During World War II, bombs fell around the monastery that housed it. The building collapsed. The refectory walls were reduced to rubble.
But in an act of fierce preservation, workers had built a protective brick wall around the painting.
When the dust settled, the monastery was gone.
The fresco remained.
As war rips across parts of our world today, I think about the masterpieces — artistic, cultural, human — that may not be shielded. The stories buried beneath debris. The beauty that may never be restored.
And I also think about what we choose to protect.
Most of us build walls around our fragile, egos walls that are brazen with graffiti loudly, making statements that defend our own narrative, but how do we protect what is truly valuable?
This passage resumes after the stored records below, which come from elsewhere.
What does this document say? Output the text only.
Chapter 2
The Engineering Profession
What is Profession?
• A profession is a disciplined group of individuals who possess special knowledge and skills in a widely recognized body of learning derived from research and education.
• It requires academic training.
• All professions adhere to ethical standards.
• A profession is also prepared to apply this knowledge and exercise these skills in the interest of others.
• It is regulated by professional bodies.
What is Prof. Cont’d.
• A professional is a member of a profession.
How do we protect that aspect of us that has been with us since the beginning of time, the Soul?
What do we preserve at all costs?
What survives is a choice we make individually through the stories we tell, the recipes we pass down, the history we record in books. As we live and breathe in these uncertain times, as bombs and rockets light up the sky, we look to ask “what really matters most?”
This is humanity. The freedom to choose our stories.
This is one of the many reasons why I love art. Why Art for me creates a connection to the past and inspires a way forward in the future.